Have you ever been in a yoga class and thought to yourself, “I don’t look like the teacher or the person next to me — I must be doing this wrong”? Me, too.
For about a decade, I pushed myself into urdhva dhanurasana (wheel pose) and salamba sarvangasana (shoulder stand) with great effort and discomfort. Teachers would show us what a pose should look like, and it always seemed to me the goal was a sort of aesthetic result.
I never once considered the possibility that my upper arm bones were shorter than those of the person next to me and maybe that was why I couldn’t reach the ground. I just thought I wasn’t a very good student. This is where we get yoga practice wrong in the West. We use asana — the physical postures — as a measure of worth. Maybe practicing harder would get me there.

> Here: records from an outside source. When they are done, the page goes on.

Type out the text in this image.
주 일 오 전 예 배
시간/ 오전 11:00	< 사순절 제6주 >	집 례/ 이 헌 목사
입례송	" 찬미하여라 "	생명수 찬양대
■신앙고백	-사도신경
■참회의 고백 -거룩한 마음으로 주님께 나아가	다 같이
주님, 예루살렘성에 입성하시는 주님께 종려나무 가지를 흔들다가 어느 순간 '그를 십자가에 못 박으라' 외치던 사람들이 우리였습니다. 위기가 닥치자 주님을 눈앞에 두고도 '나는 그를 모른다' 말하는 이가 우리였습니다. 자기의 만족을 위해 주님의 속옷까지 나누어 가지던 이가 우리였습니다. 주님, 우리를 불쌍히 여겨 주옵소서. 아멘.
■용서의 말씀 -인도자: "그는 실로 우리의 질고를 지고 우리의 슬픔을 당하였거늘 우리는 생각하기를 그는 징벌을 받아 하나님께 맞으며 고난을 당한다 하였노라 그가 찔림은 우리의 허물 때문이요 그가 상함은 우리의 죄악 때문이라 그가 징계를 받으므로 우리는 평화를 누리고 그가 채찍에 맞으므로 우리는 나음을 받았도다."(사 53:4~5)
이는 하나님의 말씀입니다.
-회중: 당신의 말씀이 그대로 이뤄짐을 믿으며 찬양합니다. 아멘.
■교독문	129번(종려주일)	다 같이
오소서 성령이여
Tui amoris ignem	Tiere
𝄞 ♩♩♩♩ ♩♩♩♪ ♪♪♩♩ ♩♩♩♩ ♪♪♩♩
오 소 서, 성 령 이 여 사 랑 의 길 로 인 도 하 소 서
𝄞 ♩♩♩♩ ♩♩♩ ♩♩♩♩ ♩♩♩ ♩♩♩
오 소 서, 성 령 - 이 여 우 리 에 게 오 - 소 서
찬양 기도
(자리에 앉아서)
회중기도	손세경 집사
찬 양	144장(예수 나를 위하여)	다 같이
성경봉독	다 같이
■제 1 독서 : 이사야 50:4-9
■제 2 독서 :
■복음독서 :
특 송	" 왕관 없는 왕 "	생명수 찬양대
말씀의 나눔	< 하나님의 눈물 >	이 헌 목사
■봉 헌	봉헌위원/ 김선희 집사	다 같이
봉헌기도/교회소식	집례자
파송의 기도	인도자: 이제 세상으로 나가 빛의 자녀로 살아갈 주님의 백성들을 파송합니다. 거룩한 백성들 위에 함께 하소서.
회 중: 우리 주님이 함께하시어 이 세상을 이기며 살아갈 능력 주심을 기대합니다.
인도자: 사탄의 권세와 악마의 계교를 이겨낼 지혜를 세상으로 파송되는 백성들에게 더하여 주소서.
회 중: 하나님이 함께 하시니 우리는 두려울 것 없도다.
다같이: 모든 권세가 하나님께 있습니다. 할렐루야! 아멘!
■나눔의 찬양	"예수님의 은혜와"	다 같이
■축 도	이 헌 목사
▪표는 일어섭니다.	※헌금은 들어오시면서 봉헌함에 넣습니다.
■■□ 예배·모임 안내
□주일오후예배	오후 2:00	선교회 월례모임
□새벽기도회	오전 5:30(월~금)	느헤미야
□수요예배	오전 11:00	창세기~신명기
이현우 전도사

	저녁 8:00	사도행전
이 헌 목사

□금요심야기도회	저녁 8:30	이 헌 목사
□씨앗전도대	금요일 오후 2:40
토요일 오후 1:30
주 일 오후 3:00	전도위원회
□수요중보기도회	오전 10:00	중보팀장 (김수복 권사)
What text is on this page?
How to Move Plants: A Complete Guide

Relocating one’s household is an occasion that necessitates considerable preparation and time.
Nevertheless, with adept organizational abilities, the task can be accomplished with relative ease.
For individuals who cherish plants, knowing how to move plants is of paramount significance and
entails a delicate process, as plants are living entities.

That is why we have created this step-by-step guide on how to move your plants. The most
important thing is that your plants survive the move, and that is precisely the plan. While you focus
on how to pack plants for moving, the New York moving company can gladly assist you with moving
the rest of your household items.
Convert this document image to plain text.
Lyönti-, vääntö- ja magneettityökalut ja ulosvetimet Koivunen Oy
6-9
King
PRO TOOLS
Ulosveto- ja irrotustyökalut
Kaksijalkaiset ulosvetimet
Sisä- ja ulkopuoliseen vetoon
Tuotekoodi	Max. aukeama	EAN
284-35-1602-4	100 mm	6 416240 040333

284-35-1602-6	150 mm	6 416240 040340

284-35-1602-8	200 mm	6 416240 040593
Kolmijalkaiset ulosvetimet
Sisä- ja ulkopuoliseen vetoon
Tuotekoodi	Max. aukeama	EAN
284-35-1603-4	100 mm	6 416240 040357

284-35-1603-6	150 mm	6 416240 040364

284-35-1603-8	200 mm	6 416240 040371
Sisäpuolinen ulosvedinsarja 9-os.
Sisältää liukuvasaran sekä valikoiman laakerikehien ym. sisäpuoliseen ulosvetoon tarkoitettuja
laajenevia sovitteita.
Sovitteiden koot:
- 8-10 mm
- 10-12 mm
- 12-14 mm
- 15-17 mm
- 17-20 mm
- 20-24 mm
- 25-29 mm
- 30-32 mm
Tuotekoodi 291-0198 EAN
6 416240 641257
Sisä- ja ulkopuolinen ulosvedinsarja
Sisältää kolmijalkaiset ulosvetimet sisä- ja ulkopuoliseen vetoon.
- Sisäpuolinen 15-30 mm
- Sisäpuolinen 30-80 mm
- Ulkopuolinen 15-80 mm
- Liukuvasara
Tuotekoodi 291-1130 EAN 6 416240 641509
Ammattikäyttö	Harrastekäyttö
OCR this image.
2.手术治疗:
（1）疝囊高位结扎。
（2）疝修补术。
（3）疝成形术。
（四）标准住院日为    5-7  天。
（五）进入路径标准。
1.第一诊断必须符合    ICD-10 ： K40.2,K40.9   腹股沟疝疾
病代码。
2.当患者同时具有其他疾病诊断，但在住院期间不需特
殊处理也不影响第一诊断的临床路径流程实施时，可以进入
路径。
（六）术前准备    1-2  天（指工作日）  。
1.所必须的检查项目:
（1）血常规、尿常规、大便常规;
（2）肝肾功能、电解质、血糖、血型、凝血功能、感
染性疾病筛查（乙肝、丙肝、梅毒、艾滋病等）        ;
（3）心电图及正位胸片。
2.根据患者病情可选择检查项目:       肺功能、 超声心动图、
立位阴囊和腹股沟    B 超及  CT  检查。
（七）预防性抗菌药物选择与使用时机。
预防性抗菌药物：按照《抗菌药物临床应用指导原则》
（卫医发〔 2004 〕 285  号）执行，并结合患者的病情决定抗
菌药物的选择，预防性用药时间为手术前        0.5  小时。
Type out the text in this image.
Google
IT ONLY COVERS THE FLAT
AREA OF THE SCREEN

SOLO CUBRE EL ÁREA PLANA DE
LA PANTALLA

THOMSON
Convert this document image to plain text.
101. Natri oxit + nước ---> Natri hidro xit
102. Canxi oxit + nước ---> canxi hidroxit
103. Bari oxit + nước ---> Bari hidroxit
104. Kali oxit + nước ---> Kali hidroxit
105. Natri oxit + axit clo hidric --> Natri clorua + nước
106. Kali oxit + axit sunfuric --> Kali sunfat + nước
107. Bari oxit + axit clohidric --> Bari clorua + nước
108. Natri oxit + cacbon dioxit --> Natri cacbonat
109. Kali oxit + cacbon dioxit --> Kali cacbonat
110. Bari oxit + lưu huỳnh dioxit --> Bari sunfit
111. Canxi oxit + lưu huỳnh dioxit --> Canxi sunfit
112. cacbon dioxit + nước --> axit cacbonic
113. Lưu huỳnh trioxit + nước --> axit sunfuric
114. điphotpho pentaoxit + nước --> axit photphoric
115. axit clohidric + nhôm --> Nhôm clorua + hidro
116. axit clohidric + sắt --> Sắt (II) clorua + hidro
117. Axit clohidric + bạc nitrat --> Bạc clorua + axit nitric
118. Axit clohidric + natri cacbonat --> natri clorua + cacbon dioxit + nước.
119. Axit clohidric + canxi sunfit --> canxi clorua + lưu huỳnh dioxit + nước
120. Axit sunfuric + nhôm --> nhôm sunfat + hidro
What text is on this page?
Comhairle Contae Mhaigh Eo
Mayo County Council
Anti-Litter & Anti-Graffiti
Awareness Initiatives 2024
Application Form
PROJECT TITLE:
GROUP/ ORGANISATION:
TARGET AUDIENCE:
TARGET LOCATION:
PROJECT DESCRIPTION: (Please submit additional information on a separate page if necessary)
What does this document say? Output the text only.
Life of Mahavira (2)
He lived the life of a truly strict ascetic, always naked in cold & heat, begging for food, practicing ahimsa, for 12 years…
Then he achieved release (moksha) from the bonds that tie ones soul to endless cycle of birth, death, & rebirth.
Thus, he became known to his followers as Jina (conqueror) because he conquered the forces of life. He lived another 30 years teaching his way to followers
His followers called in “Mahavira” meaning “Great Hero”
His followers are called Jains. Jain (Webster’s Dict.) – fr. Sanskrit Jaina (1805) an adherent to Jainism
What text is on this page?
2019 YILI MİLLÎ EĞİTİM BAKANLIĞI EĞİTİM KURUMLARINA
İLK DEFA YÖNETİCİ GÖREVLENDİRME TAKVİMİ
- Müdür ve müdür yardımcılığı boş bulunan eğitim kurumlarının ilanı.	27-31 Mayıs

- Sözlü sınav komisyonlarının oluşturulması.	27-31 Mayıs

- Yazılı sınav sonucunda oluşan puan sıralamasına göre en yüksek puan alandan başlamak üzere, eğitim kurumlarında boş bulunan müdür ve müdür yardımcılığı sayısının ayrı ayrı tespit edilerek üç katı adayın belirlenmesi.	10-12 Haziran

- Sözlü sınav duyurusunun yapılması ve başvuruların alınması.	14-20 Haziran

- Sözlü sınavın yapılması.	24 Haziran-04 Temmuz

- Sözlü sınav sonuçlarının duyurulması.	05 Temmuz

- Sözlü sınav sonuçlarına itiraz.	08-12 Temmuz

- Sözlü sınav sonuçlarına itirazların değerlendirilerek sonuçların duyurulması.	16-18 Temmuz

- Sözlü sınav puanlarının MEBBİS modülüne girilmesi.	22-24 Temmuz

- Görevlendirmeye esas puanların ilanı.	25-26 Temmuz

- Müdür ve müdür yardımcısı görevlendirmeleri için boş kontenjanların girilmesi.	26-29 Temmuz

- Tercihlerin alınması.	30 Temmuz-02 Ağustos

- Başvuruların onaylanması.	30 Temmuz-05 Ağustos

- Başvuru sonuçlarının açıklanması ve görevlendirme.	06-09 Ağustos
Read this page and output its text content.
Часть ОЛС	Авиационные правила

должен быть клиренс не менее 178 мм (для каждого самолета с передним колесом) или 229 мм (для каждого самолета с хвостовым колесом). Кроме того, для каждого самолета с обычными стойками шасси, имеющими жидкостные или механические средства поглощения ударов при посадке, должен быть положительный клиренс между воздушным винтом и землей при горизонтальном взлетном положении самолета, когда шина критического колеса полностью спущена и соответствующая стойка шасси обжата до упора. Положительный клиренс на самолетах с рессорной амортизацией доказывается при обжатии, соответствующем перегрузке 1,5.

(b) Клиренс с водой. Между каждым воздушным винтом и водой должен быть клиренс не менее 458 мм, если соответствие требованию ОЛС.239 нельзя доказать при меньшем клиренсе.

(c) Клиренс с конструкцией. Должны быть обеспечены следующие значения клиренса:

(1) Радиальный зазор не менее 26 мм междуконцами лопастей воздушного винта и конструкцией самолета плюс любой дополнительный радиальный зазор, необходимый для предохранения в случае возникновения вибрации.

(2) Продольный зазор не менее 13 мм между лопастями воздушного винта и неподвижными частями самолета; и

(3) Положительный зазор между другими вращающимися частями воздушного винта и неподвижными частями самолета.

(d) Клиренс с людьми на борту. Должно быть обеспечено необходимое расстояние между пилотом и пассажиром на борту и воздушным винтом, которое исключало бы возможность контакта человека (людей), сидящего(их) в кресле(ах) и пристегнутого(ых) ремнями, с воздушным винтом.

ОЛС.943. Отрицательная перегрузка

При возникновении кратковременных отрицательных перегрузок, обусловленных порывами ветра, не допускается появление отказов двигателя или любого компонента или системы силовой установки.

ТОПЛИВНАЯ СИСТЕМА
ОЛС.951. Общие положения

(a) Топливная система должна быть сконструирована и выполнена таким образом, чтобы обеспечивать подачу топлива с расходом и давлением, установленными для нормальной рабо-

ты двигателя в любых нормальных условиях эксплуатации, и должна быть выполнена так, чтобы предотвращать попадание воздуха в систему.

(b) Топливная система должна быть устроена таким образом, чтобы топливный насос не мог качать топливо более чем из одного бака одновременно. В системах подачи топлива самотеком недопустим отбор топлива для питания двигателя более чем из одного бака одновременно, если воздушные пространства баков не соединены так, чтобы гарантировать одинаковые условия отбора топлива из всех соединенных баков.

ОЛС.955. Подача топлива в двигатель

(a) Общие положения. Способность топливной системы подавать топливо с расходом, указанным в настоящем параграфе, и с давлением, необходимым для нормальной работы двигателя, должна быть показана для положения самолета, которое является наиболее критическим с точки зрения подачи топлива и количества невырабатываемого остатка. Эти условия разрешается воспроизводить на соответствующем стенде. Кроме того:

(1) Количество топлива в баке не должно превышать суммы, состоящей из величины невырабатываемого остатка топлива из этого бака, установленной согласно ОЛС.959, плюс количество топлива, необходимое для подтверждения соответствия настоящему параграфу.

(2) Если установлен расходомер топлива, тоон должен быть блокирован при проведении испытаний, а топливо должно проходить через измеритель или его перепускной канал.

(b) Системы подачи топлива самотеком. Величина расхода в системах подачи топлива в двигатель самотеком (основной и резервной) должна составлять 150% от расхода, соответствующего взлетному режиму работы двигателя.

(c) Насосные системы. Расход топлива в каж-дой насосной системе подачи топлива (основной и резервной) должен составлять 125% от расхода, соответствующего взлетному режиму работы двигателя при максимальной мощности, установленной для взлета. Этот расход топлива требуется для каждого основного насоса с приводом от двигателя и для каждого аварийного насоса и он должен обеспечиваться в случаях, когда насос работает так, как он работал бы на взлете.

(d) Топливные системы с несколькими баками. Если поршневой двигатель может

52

Nearly all modern-day yoga instruction centers on tensile functions of the body and aesthetics. Relax, stretch, twist, reach, make space, breathe. Move like this. Look like that.
Many of my friends have told me about unfamiliar teachers adjusting them to make them look a certain way, to match the rest of the class, or to demonstrate a pose. Sometimes, that’s the easiest way for a teacher to get the point across. But it can set students up for a disappointing yoga practice. The difference is discernment.
Paul Grilley is an author, anatomy teacher, and a prominent instructor of yin yoga — a slower style that focuses on deep connective tissues — who explains that we shouldn’t look only at the musculo-skeletal systems or tissues involved in a yoga pose. Instead, he teaches us to look at four main components of practice: tension, compression, proportion, and orientation.
Tension deals with tissues and is probably the most easily understood part of our practice. We often refer to muscles and tissues within a yoga practice: tight hamstrings, overdeveloped shoulders, a tight back.
But when Grilley talks about compression, proportion, and orientation, he’s speaking of the way our bones influence our practice.
If you attend a workshop with Grilley, he’ll likely have his bones with him. Femurs lined up in a row demonstrate not just differences in their lengths, but variations in the head and neck of the bone and its relationship to a hip socket. Hip sockets differ in orientation and depth, too. These structural differences will influence how people look and feel in a yoga pose — in ways that have absolutely nothing to do with ability.
The reason you don’t look like the yogi next to you in class is largely not due to your ability or how hard you practice, or your intrinsic worth as a student. That is why it is so important to consider not only what a pose should look like but also what it could feel like.
Grilley offers a way to begin. When you practice a pose and reach an uncomfortable moment, the fundamental distinction to make is this: “Is what I’m feeling tension or compression?”
Tension deals with muscular and tissue tightness, whereas compression is determined by the shape and natural orientation of our bones. It is not always easy to tell the difference. The safest bet? Stop pushing, just notice.
Our yoga practices can greatly influence the tissues of our bodies. And with greater muscular flexibility comes a sense of freedom in movement. But when it comes to our bones, they are the inherent scaffolding. They create the shape and the structure of a pose.
Leslie Kaminoff, another anatomy-influenced yoga teacher, talks about asana as “getting the tensile and compressive forces in our bodies into a state of balance.”
That is to say, the yoga practice can be a place of effort as well as intimate knowledge about what works best for you, including where your physical compressive limits are.
When we step back into studios and start practicing together again, I hope that we don’t let our eyes wander to the students next to us in search of the perfect pose. Instead, let’s take a deep breath together and marvel at the variously shaped scaffolding that has carried us each through the past year.